Topical Voriconazole 1% as monotherapy is reported to be effective for treatment of Scedosporium keratitis with mild anterior chamber inflammation [11]. In a case where inflammatory reaction was severe like in our case, the role of systemic antifungal for better penetration is in no doubt. Our patient’s hypopyon takes 5 weeks to clear with topical Amphotericin B, topical Voriconazole, and oral Voriconazole. Lewis et al. reported that Amphotericin B and Voriconazole exhibited similar in vitro pharmacodynamic characteristic against Scedosporium species [12]. Both demonstrated the same degree of hyphael damage. However, there was no in vitro study done to assess synergistic effect of these two antifungal drugs. We believe that we are the first to report the successfulness of this combination of antifungal for the treatment of refractory Scedosporium keratitis. Unfortunately, we are unable to demonstrate in vitro susceptibility of our isolate to any antifungal. Unlike bacterial culture, susceptibility of fungal culture is not routinely done in our hospital.

In a situation where there is a rapid worsening of the keratitis, an ophthalmologist would use many possible empirical strategies to hedge pharmacokinetics and pharmacodynamic uncertainties.

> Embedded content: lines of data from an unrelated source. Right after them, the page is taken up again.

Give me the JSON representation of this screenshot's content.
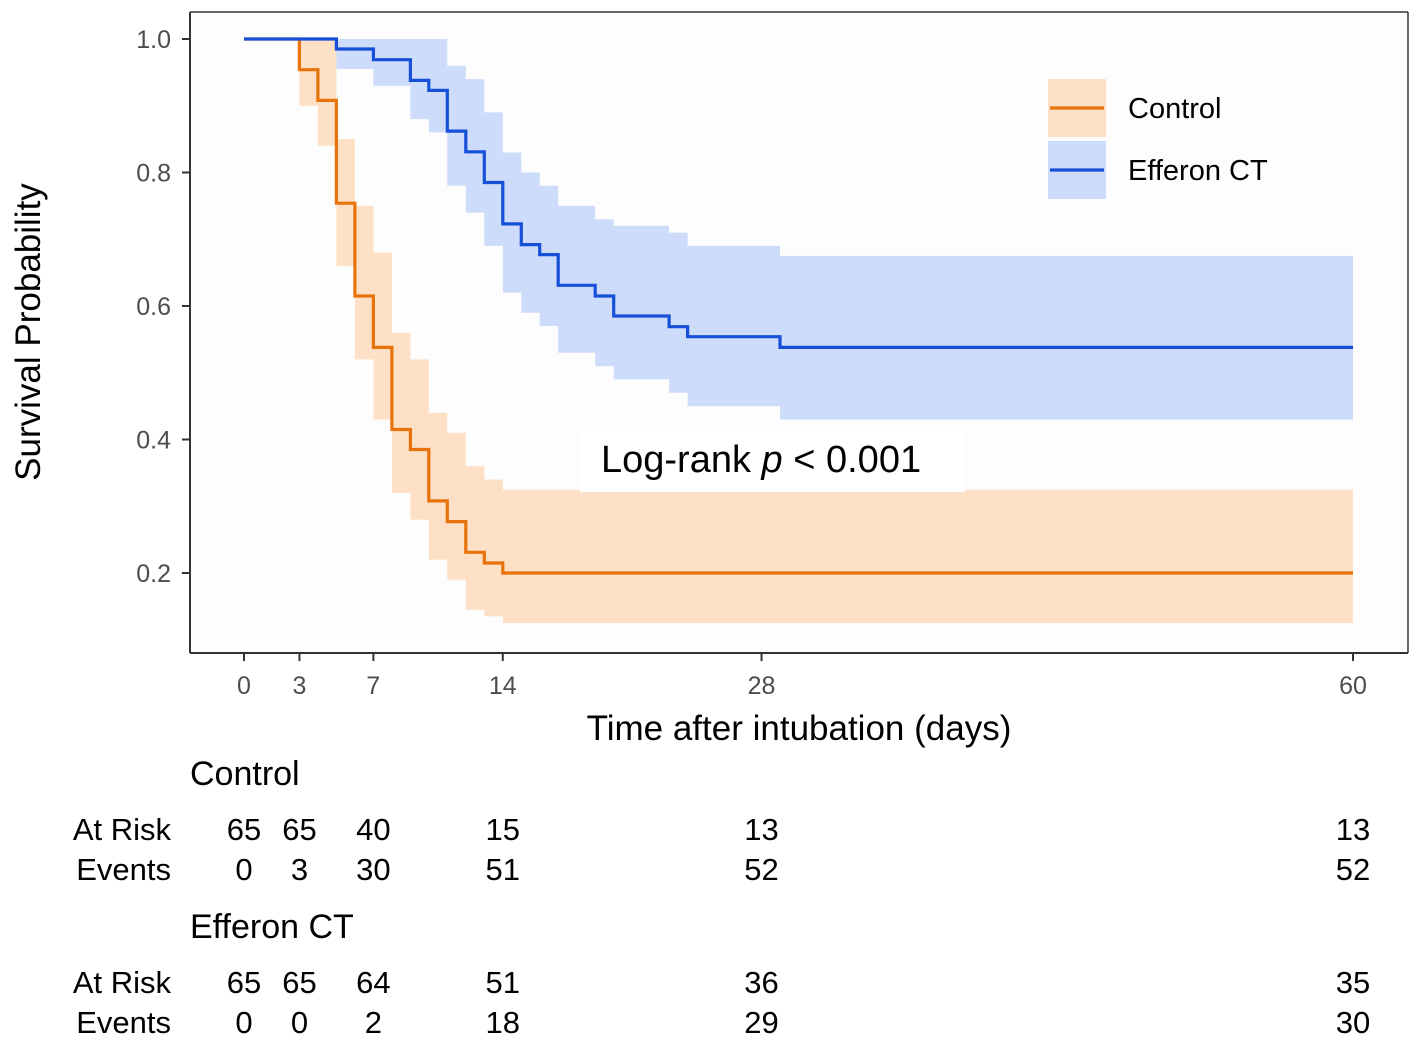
{
  "chart_data": {
    "type": "line",
    "subtype": "kaplan-meier-step",
    "title": "",
    "xlabel": "Time after intubation (days)",
    "ylabel": "Survival Probability",
    "xlim": [
      -3,
      61
    ],
    "ylim": [
      0.08,
      1.04
    ],
    "x_ticks": [
      0,
      3,
      7,
      14,
      28,
      60
    ],
    "y_ticks": [
      0.2,
      0.4,
      0.6,
      0.8,
      1.0
    ],
    "y_tick_labels": [
      "0.2",
      "0.4",
      "0.6",
      "0.8",
      "1.0"
    ],
    "grid": false,
    "legend_position": "top-right",
    "annotation": {
      "prefix": "Log-rank ",
      "italic": "p",
      "suffix": " < 0.001"
    },
    "series": [
      {
        "name": "Control",
        "color": "#e8730a",
        "band_color": "#fde0c5",
        "times": [
          0,
          3,
          4,
          5,
          6,
          7,
          8,
          9,
          10,
          11,
          12,
          13,
          14,
          15,
          60
        ],
        "surv": [
          1.0,
          0.954,
          0.908,
          0.754,
          0.615,
          0.538,
          0.415,
          0.385,
          0.308,
          0.277,
          0.231,
          0.215,
          0.2,
          0.2,
          0.2
        ],
        "upper": [
          1.0,
          1.0,
          1.0,
          0.85,
          0.75,
          0.68,
          0.56,
          0.52,
          0.44,
          0.41,
          0.36,
          0.34,
          0.325,
          0.325,
          0.325
        ],
        "lower": [
          1.0,
          0.9,
          0.84,
          0.66,
          0.52,
          0.43,
          0.32,
          0.28,
          0.22,
          0.19,
          0.145,
          0.135,
          0.125,
          0.125,
          0.125
        ]
      },
      {
        "name": "Efferon CT",
        "color": "#1650d8",
        "band_color": "#cddcfa",
        "times": [
          0,
          5,
          7,
          9,
          10,
          11,
          12,
          13,
          14,
          15,
          16,
          17,
          19,
          20,
          23,
          24,
          29,
          60
        ],
        "surv": [
          1.0,
          0.985,
          0.969,
          0.938,
          0.923,
          0.862,
          0.831,
          0.785,
          0.723,
          0.692,
          0.677,
          0.631,
          0.615,
          0.585,
          0.569,
          0.554,
          0.538,
          0.538
        ],
        "upper": [
          1.0,
          1.0,
          1.0,
          1.0,
          1.0,
          0.96,
          0.94,
          0.89,
          0.83,
          0.8,
          0.78,
          0.75,
          0.73,
          0.72,
          0.71,
          0.69,
          0.675,
          0.675
        ],
        "lower": [
          1.0,
          0.955,
          0.93,
          0.88,
          0.86,
          0.78,
          0.74,
          0.69,
          0.62,
          0.59,
          0.57,
          0.53,
          0.51,
          0.49,
          0.47,
          0.45,
          0.43,
          0.43
        ]
      }
    ],
    "risk_table": {
      "times": [
        0,
        3,
        7,
        14,
        28,
        60
      ],
      "row_labels": [
        "At Risk",
        "Events"
      ],
      "groups": [
        {
          "name": "Control",
          "at_risk": [
            "65",
            "65",
            "40",
            "15",
            "13",
            "13"
          ],
          "events": [
            "0",
            "3",
            "30",
            "51",
            "52",
            "52"
          ]
        },
        {
          "name": "Efferon CT",
          "at_risk": [
            "65",
            "65",
            "64",
            "51",
            "36",
            "35"
          ],
          "events": [
            "0",
            "0",
            "2",
            "18",
            "29",
            "30"
          ]
        }
      ]
    }
  }
}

Decision on modalities of treatment will heavily base on clinical response. In all cases of microbial keratitis, tight control of diabetes mellitus and compliancy are important to ensure the success of the treatment. Our case demonstrated that Scedosporium apiospermum keratitis is an opportunistic infection, which is difficult to treat despite tight control of diabetes mellitus and intensive antifungal treatment. The infection appeared to have very quick onset but needs long duration of treatment to completely heal. Surgical debridement always plays an important role as a therapeutic procedure as well as establishes the diagnosis through repeat scrapping.